Üniversite olarak elbette eksikliklerimiz, noksanlarımız var. Tabii ki arzu ettiğimiz yerde değiliz. Ama son zamanlarda uluslararası ranking kuruluşlarından gelen raporlar bizi mutlu etmektedir. Mesela üniversitemizin fakülteleri ile ilgili kalite artırma faaliyetleri sonucunda 2020 yılı QS sıralamasında Gelişen Avrupa ve Orta Asya sıralamasında üniversitemiz 36 basamak yükselerek ilk 200’de yerini almıştır. Ayrıca Kazakistan genelinde ilk 5’e girmiştir. Şimdi burada kayıtlara geçmesi bakımından arz ediyorum ki QS Gelişen Avrupa ve Orta Asya sıralamasında ilk 100’e, Kazakistan genelinde de ilk 3’e girmeyi hedeflemekteyiz.
Saygıdeğer Yesevi dostları;
Devletimizin önemli destekleri ile Tıp Fakültesi hastanemiz bölgenin en önemli hastanesi durumundadır.
Bu nedenle pandemi döneminde her ay 5 tıp fakültesi hocası hekimlerimizi Türkiye’ye getirerek çok önemli hastanelerimizde bir ay süreyle bilgi-görgü artırma çalışması yapılmakta. Ayrıca her on beş günde bir olmak üzere Bilim Kurulu üyelerimiz ile hekimlerimizi buluşturarak bilgi alışverişinde bulunmaları sağlanmaktadır.

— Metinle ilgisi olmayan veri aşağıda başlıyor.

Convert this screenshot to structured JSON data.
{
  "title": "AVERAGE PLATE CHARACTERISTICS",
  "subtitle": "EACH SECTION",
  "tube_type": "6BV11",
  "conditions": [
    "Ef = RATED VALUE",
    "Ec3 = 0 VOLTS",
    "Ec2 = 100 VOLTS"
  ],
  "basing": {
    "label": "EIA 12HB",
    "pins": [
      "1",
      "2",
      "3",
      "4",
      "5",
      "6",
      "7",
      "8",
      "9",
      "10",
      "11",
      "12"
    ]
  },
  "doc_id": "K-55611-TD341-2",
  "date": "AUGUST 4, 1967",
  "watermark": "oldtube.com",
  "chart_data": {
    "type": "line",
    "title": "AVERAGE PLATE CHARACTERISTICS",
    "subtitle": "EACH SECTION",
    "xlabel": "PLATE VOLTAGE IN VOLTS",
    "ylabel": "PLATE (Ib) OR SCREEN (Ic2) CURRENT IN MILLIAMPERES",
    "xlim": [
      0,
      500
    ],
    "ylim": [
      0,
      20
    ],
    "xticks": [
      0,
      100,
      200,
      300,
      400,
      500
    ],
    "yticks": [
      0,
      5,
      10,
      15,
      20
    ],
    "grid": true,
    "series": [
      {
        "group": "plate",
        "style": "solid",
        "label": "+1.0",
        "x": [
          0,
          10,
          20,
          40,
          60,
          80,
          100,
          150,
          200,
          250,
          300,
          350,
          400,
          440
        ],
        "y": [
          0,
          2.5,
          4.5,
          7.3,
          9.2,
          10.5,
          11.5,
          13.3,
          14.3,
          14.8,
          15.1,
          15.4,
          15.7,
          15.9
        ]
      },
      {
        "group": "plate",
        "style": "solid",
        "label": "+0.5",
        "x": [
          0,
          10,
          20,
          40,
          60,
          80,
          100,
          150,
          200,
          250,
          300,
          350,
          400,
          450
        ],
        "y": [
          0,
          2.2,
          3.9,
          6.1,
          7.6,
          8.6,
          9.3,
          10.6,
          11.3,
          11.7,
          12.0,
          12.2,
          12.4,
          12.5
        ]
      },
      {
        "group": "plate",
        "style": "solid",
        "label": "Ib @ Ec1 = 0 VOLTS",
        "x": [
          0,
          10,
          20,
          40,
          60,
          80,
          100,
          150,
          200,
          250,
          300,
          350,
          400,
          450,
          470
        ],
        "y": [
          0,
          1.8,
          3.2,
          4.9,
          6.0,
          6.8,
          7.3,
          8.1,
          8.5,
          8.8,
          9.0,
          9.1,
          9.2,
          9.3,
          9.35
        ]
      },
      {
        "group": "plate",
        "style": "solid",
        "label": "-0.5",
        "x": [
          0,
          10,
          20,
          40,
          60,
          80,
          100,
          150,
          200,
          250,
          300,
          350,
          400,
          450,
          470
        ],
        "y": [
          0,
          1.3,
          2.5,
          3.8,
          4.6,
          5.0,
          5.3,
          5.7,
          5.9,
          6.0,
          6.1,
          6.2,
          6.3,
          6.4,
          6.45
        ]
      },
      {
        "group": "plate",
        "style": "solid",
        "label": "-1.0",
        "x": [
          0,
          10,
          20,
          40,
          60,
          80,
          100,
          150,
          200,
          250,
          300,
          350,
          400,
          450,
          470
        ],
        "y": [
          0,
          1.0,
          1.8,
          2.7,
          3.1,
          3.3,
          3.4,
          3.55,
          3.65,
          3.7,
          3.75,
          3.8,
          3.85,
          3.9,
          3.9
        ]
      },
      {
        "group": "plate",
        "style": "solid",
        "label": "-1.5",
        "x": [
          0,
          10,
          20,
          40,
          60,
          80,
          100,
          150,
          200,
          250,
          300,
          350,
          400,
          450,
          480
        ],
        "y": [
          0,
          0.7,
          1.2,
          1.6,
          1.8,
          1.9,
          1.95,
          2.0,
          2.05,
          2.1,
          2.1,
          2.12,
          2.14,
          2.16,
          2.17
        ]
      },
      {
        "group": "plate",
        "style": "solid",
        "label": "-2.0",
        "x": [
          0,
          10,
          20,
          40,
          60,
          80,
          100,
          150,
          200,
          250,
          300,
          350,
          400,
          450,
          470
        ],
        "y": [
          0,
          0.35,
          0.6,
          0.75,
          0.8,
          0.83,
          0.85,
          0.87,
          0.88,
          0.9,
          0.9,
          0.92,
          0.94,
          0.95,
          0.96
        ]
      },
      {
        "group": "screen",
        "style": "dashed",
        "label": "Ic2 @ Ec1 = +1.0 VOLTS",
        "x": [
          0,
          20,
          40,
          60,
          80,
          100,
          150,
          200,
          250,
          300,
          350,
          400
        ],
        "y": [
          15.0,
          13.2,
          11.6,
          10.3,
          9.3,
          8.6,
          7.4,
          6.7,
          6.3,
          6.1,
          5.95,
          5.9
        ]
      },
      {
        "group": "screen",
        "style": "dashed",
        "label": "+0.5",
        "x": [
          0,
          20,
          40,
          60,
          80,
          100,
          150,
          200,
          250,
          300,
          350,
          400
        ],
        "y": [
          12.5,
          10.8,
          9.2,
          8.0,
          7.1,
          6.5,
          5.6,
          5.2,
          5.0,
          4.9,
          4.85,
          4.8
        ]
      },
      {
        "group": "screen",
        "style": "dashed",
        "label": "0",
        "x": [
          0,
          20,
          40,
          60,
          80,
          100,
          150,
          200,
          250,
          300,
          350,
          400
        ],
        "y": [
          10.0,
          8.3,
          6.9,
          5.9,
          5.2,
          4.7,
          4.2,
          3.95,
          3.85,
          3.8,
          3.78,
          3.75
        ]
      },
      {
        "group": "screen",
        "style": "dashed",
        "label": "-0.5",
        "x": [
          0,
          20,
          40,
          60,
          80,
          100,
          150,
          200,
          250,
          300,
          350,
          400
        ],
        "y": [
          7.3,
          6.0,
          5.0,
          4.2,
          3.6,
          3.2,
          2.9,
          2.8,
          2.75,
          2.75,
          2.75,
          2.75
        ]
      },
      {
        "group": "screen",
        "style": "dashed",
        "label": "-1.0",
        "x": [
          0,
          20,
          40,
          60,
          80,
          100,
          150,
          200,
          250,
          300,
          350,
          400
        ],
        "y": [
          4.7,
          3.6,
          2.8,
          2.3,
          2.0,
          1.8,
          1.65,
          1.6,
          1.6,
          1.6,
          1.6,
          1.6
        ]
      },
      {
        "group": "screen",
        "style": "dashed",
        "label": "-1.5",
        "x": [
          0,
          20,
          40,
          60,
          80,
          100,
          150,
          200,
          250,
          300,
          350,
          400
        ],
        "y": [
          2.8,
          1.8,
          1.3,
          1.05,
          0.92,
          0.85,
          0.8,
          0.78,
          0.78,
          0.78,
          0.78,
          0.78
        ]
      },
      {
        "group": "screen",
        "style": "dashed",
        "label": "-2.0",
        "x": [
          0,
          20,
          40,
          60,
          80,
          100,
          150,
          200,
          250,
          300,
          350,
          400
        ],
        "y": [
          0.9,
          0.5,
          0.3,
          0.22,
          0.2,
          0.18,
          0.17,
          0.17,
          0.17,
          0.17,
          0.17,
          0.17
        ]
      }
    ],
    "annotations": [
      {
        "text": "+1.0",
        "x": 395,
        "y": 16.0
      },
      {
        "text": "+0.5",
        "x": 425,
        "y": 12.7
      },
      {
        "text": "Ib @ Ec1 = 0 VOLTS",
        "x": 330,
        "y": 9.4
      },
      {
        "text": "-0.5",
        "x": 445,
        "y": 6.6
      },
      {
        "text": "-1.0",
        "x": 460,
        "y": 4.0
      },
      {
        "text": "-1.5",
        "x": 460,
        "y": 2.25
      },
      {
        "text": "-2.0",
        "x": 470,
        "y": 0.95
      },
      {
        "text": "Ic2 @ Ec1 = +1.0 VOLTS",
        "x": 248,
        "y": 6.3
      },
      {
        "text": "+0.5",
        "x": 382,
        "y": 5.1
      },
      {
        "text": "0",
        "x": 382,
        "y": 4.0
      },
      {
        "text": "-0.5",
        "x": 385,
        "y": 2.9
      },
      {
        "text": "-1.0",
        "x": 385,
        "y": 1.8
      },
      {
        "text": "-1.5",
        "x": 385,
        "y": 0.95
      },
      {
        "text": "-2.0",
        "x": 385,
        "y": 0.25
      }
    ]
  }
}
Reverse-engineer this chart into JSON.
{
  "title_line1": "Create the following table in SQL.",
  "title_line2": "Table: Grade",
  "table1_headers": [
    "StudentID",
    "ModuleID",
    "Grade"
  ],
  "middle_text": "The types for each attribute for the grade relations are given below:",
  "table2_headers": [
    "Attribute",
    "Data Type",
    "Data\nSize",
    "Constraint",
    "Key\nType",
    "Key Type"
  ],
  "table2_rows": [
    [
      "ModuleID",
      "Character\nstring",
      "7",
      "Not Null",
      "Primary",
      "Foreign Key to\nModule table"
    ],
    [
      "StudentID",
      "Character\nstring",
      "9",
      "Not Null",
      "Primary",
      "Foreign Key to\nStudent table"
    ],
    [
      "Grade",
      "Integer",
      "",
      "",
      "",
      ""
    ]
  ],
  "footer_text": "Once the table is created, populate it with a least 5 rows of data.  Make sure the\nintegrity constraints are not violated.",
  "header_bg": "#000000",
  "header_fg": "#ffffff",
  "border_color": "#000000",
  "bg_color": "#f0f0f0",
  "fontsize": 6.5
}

2020 yılında spor alanında da öğrencilerimiz çeşitli branşlarda dünya şampiyonasında birçok altın, gümüş, bronz madalya almışlardır. Bir öğrencimiz de güreş dalında olimpiyata hazırlanmaktadır. Öğrencilerimizin ulusal ve uluslararası müsabakalarda gösterdikleri başarıların dökümünü dergi içerisinde bulacaksınız.
Almatı’da yerleşik bulunan Avrasya Araştırma Enstitümüz, Kazakistan’ın ve Türk Dünyası’nın önemli araştırma merkezlerindendir. Enstitümüzde farklı devletlerden çok sayıda ilim adamı raporlar hazırlamakta, projeler yapmakta, 4 dilde hazırlanan raporlar politika yapıcılara önemli kaynak desteği yapmaktadır. Hazırlanan her doküman dünya genelinde 2000 adrese ulaştırılmaktadır.
Kıymetli Yesevi ailesi ve Yesevi dostları;
Sizleri AYHABER Dergisi’nin 70. sayısı ile baş başa bırakırken pandemisiz, maskesiz, mesafesiz sağlıklı günlerde buluşma temennisi ile sizlere saygı ve sevgilerimi sunarım.